Project Name: Interreg (DecRIPT) Project – Detecting Various Representations of Information to Identify Personal Data Contained in Texts
The identification in texts of personal data and other data representing relevant information for users is a non-trivial and very useful issue today, the GDPR guidelines are proof of this. The protection of data in text documents, such as personal data, is a major issue for companies today. Ensuring data security has become a must for the collection and use of data, including texts that may contain personal data.
The directives of the European Union’s “General Data Protection Regulation” (GDPR) stipulate that a company that processes (collects, stores and/or uses) personal data of European nationals must be able to prove, at any time, that the personal data it holds (IBAN, telephones, various identifiers, etc.) are collected with the consent of the persons previously defined.
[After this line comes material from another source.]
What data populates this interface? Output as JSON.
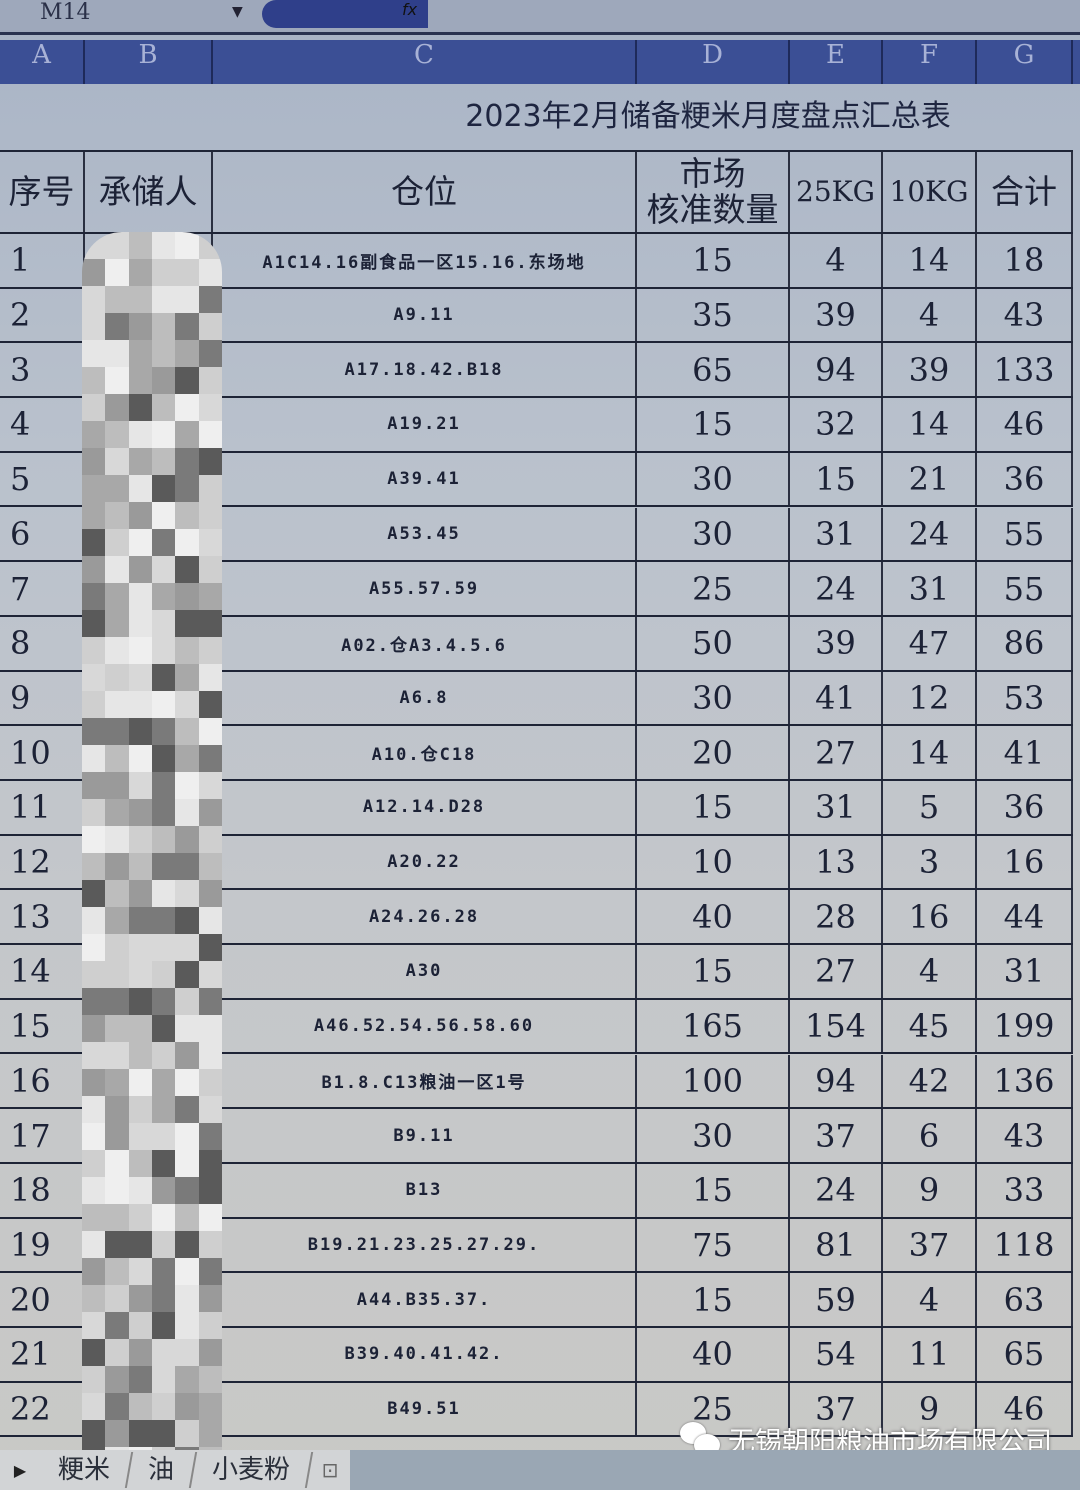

This must be done in compliance with the principles and rights of individuals of the GDPR, and in particular that they are protected against any violation (theft, copying, erasure, modification) during the period of their storage.
The GDPR harmonises the regulations on the protection of personal data in the EU. It concerns all organisations that collect or hold personal data on European citizens, and imposes new obligations in terms of data processing, information security and transparency between companies and data subjects. This change in regulation means that companies must adapt their practices regarding the transmission of documents and data to service providers, the collection and storage of customer notices, and the aggregation and analysis of private data. For example, banks and credit card companies analyse transactions and expenditures to prevent fraud and identity theft.
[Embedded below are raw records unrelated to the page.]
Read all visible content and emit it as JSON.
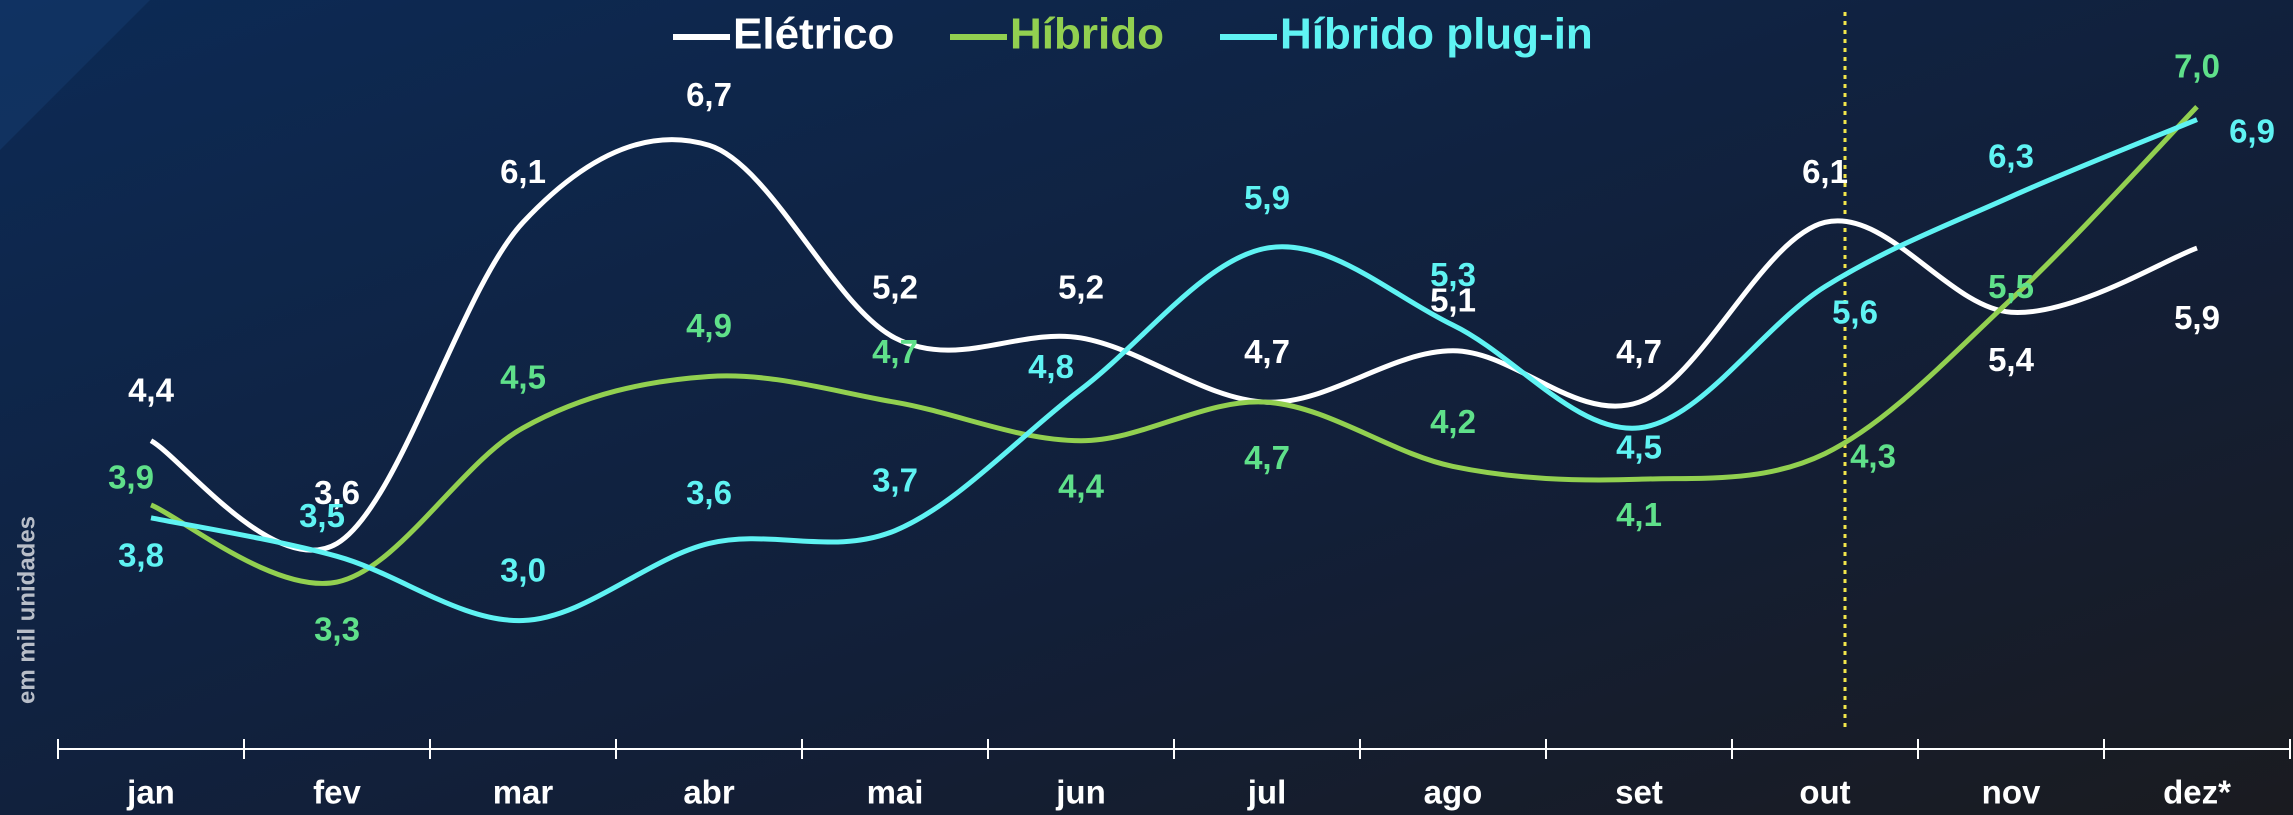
{
  "chart_data": {
    "type": "line",
    "y_axis_label": "em mil unidades",
    "categories": [
      "jan",
      "fev",
      "mar",
      "abr",
      "mai",
      "jun",
      "jul",
      "ago",
      "set",
      "out",
      "nov",
      "dez*"
    ],
    "ylim": [
      2,
      7.8
    ],
    "series": [
      {
        "name": "Elétrico",
        "color": "#ffffff",
        "values": [
          4.4,
          3.6,
          6.1,
          6.7,
          5.2,
          5.2,
          4.7,
          5.1,
          4.7,
          6.1,
          5.4,
          5.9
        ],
        "value_labels": [
          "4,4",
          "3,6",
          "6,1",
          "6,7",
          "5,2",
          "5,2",
          "4,7",
          "5,1",
          "4,7",
          "6,1",
          "5,4",
          "5,9"
        ]
      },
      {
        "name": "Híbrido",
        "color": "#92d050",
        "values": [
          3.9,
          3.3,
          4.5,
          4.9,
          4.7,
          4.4,
          4.7,
          4.2,
          4.1,
          4.3,
          5.5,
          7.0
        ],
        "value_labels": [
          "3,9",
          "3,3",
          "4,5",
          "4,9",
          "4,7",
          "4,4",
          "4,7",
          "4,2",
          "4,1",
          "4,3",
          "5,5",
          "7,0"
        ]
      },
      {
        "name": "Híbrido plug-in",
        "color": "#5ff3f3",
        "values": [
          3.8,
          3.5,
          3.0,
          3.6,
          3.7,
          4.8,
          5.9,
          5.3,
          4.5,
          5.6,
          6.3,
          6.9
        ],
        "value_labels": [
          "3,8",
          "3,5",
          "3,0",
          "3,6",
          "3,7",
          "4,8",
          "5,9",
          "5,3",
          "4,5",
          "5,6",
          "6,3",
          "6,9"
        ]
      }
    ]
  }
}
In order to meet these new needs for identifying personal data, a new business line is being created “Data Protection Officer” whose missions are to bring companies into compliance with legislation, and in particular to delete or mask/offset the data of persons identified in documents. The problem is that these operations are costly and can be very time-consuming. The idea is to have it done automatically by a computer. In order to govern and to do the operation of deleting or hiding/offusing people’s data automatically, it is necessary to first tell the machine how this data is represented in the documents, the second step is to make the machine find it and finally either govern it or delete or hide/offusing it. The most important problem is how to find the data automatically. This retrieval problem is not trivial, moreover, some data can refer to a person or a place without even naming them or without using expressions that refer to them explicitly or tangible, concrete clues. It is not easy to differentiate even a name that could be confused with an acronym or acronym (LiSe, Linguistics and Security), to identify a synonym, a homonym, etc..
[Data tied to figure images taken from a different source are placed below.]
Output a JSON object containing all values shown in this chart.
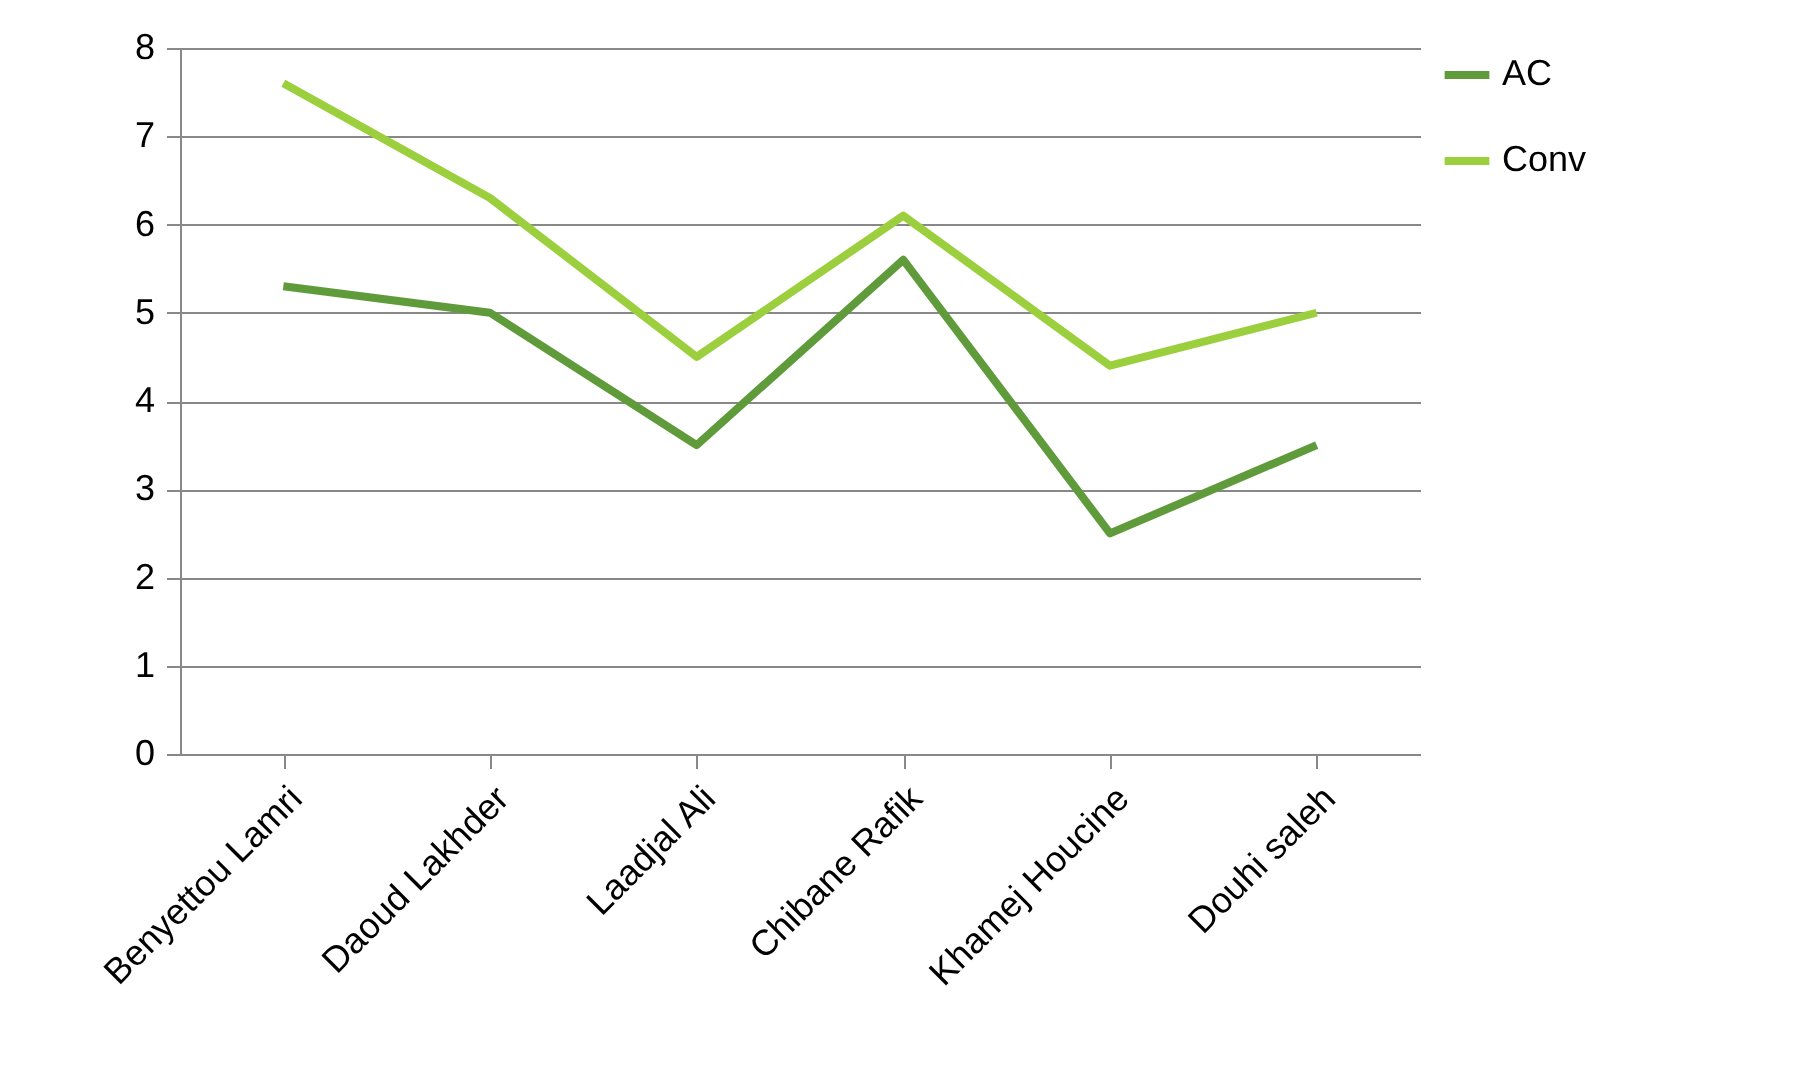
{
  "chart_data": {
    "type": "line",
    "categories": [
      "Benyettou Lamri",
      "Daoud Lakhder",
      "Laadjal Ali",
      "Chibane Rafik",
      "Khamej Houcine",
      "Douhi saleh"
    ],
    "series": [
      {
        "name": "AC",
        "color": "#5f9b3b",
        "values": [
          5.3,
          5.0,
          3.5,
          5.6,
          2.5,
          3.5
        ]
      },
      {
        "name": "Conv",
        "color": "#9bcf3d",
        "values": [
          7.6,
          6.3,
          4.5,
          6.1,
          4.4,
          5.0
        ]
      }
    ],
    "ylim": [
      0,
      8
    ],
    "yticks": [
      0,
      1,
      2,
      3,
      4,
      5,
      6,
      7,
      8
    ],
    "grid": "y",
    "legend": "right",
    "marker": "none",
    "line_style": "solid"
  }
}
Semantic metamodel and its computer core :
In order to carry out our project, an Artificial Intelligence model, a semantic-based meta-model, will be developed for the identification of personal data or data with a certain value according to domains and users. This semantic-based metamodel will allow us to propose an algorithmic grammar which, with its computer kernel for executing algorithms, will automatically identify the meaning of parts of speech and text expressions composed with tracing. The meta-model that will be created will be used to identify various types of personal data, represented in various ways, in order to be able to govern or/and offend them to make possible the transmission of texts to partners or providers of the company. This will provide a reliable basis for pilot applications.
A market study will be carried out during the project to take stock of the demand in our cross-border region. Our industrial partners have already expressed the needs of their customer-companies in the area of personal data retrieval and have already received numerous requests.
The objective of the project is to automatically process the semantics of natural language texts in order to identify people’s data for their governance, security and use in the field of foresight. The main problem is to find out how these data are represented in natural language texts in order to propose a semantic model and to provide tools to locate and process (govern, delete, mask/offset) them automatically.